When the Chain Breaks

In the world of digital evidence, chain of custody is sacred. But what happens when that chain is broken—by the very agency entrusted to uphold it? This case, still ongoing, reveals how metadata manipulation, improper access, and lack of write-blockers threatened to undermine not just the evidence, but the integrity of the entire investigation.

Narrative Summary

Tampering in Plain Sight

A Canon CF card was imaged twice. The second image, created by last minute replacement for the first CART Examiner, contained roughly 37 additional images that weren’t present in the first. The original card had been signed out to a non-CART SSA (Supervisory Special Agent)—a direct violation of FBI policy. The card was accessed without a write-blocker, causing timestamp changes and introducing the potential for other altered metadata or file system changes. And when challenged? The argument wasn’t that it didn’t happen—it was that it didn’t matter.

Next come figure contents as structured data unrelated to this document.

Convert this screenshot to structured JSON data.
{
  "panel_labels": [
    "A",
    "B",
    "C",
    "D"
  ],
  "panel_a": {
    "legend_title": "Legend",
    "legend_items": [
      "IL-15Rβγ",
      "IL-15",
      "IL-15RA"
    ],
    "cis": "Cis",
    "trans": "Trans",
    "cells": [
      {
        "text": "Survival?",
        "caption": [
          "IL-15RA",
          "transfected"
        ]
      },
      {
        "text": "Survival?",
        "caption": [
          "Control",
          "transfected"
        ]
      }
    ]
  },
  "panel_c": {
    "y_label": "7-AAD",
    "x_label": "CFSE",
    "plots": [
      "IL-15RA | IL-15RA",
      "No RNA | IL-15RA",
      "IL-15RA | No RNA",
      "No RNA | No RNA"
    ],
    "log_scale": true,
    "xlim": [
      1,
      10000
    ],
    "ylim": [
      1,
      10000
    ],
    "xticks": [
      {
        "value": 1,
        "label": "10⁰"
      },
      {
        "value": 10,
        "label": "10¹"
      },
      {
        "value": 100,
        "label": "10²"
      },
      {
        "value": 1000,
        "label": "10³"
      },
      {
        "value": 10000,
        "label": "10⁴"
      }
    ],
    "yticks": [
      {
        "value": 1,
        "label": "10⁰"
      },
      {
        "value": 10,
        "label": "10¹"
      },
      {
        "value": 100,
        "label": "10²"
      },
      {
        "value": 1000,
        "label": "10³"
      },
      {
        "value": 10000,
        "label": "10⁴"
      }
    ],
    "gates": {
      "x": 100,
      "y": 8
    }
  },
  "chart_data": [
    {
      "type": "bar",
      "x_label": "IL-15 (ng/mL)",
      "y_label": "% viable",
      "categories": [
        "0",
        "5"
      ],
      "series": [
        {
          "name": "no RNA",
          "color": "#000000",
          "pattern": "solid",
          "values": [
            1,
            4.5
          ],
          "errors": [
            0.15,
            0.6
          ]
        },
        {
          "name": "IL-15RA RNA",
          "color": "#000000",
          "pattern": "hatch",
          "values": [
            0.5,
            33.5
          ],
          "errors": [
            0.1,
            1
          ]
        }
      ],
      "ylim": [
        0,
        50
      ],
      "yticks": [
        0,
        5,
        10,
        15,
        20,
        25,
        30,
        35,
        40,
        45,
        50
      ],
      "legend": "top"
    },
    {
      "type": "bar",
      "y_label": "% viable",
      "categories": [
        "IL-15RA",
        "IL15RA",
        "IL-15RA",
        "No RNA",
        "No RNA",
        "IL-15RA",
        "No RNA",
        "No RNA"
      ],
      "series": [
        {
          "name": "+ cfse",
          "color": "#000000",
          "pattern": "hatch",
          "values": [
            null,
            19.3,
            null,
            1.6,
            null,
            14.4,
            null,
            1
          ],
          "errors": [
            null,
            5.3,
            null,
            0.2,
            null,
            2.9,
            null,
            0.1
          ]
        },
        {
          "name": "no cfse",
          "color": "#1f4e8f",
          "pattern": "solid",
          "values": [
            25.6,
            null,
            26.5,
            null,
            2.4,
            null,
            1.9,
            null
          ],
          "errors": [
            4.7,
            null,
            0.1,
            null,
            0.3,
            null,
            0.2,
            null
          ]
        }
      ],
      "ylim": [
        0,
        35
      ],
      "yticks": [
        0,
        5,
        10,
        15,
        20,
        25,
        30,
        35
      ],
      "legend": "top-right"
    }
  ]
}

As metadata was critical to the prosecution’s case, the initial CART Examiner had previously testified that since metadata could easily be edited, it was not reliable. He could hardly testify to the opposite of that in this case, so he was reassigned to Africa just days before the trial. The replacement CART Examiner testified that the metadata was reliable, as it was difficult to change or edit.

What the Logs Reveal

Behavioral Patterns in the Clusters

Canon writes image data to CF cards in a fast, burst-optimized pattern that’s predictable—until it’s not. Windows, by contrast, writes in a way that favors recoverability. That distinction allowed us to identify that the card had not just been accessed, but manipulated. When cluster behavior doesn’t align with the device’s expected write pattern, questions must be asked—and answered.

The Team Effort

Experts United, Silenced Voices

While I mapped the write pattern discrepancies, others—former FBI CART Examiners and “insiders”—handled other data discrepancy issues and the policy side. Together, we built a comprehensive narrative. And yet many experts who reviewed the evidence and acknowledged the obvious anomalies and tampering, refused to testify or even comment, citing fear of reprisal or conflicts with federal contracts. This silence speaks volumes.

Why It Matters

Beyond One Case

The presiding judge refused to grant the motion to review the original data, the CF Card, stating the defendant would have been found guilty regardless. But had the alteration been openly acknowledged in court, it could have tainted the entire investigation and cast doubt on all related evidence. This isn’t just about one case—it’s about ensuring the rules apply equally to everyone. That’s justice. That’s integrity.